Элеонора почувствовала, что у Джесси что-то неладно. Вот уже несколько недель от нее не было никаких известий. Но неприятности в собственной семье так угнетали Элеонору, что она не сразу обратила на это внимание.
Весь мир был против нее. Люк по-прежнему молчал, держался напряженно. Порой это доходило до абсурда. Если ему что-то надо было сказать Элеоноре, он обращался к маленькому Ясону: – Передай маме, что я сегодня вернусь поздно, пусть она оставит мне холодный ужин.
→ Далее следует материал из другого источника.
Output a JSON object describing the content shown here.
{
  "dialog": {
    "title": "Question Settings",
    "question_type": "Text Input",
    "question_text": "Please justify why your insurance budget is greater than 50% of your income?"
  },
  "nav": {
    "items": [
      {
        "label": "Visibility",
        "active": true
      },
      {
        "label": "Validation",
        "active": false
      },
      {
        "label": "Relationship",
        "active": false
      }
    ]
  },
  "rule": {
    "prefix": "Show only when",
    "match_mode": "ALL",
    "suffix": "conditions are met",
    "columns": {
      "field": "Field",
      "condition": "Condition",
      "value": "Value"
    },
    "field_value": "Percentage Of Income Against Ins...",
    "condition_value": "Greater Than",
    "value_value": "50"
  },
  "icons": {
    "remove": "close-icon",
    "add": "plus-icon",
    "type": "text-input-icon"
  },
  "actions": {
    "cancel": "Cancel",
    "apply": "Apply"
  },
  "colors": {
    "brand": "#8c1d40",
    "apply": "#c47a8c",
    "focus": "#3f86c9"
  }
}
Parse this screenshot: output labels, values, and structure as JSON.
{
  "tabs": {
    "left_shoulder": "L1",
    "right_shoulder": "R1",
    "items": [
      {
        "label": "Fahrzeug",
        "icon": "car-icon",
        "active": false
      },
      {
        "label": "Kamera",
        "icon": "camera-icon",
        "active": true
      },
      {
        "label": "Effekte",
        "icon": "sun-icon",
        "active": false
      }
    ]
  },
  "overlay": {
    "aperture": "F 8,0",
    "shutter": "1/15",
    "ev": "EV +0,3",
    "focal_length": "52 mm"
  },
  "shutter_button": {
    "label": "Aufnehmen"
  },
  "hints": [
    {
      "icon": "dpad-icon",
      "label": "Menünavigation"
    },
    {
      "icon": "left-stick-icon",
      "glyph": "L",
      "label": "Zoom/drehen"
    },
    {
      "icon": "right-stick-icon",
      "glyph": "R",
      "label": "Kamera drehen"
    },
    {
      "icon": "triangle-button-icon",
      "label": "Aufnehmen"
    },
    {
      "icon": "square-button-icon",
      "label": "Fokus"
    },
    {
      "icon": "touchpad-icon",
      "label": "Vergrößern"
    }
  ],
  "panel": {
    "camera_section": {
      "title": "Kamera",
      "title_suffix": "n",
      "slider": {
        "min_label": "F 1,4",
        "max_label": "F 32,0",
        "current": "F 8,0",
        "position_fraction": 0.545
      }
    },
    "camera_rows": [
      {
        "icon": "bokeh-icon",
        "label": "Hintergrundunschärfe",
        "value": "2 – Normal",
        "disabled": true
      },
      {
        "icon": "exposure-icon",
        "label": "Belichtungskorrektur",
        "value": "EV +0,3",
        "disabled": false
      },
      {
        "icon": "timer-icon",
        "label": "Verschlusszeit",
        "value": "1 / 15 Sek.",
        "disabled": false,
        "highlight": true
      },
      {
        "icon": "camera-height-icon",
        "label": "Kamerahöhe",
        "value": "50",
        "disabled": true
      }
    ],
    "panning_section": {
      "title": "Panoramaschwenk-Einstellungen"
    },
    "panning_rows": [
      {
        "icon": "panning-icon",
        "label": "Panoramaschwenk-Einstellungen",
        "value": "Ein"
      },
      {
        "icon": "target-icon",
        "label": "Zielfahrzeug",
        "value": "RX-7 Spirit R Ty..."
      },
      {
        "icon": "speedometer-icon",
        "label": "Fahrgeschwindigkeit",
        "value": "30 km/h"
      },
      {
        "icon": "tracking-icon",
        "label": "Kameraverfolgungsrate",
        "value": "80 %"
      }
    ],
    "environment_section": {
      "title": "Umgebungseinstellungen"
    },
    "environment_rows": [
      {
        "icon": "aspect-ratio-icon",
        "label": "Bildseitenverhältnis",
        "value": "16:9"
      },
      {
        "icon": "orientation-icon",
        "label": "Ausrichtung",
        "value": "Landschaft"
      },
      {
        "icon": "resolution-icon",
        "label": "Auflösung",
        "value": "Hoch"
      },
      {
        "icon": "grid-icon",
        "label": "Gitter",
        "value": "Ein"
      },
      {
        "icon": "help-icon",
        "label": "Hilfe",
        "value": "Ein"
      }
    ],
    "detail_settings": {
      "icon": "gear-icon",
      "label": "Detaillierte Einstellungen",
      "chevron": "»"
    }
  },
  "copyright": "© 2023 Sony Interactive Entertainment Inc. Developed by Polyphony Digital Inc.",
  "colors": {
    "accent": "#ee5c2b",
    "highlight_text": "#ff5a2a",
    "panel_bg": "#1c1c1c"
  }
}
– Она сидит здесь. Скажи ей сам. – Резкость и грубость были не в характере Ясона. Он всегда был отзывчивым и доброжелательным. Отчуждение, возникшее между родителями, угнетало его и действовало не самым лучшим образом. Прошлой ночью он заснул в слезах. Элеонора делала все возможное, чтобы успокоить его.
– Не перекладывай это на его плечи, – попросила она мужа. – То, что я сделала – это моя вина. Только моя вина и ничья больше, и я сама буду за нее расплачиваться.
Она надеялась, что хоть мать не будет такой непримиримой и упрямой. И даже подумывала о том, чтобы позвать ее сюда, пусть поживет с нею некоторое время. Люк не стал бы возражать. Правда, иной раз она ощущала, что он недолюбливает тещу. Его отец умер довольно молодым, мать вышла замуж второй раз и уехала на север в Буффало. Вот почему он не очень радовался приездам Ханны. К визитам собственной матери он относился с еще меньшим восторгом.
Ей не хотелось ни о чем говорить с Рейчел. Та непременно воскликнула бы: «Я же тебе говорила, что Люк не самая подходящая кандидатура на роль твоего мужа!» Но дело даже не в этом. Рейчел способна была вызвать полицейский эскорт, чтобы препроводить ее в лабораторию, провести анализы и бог знает что!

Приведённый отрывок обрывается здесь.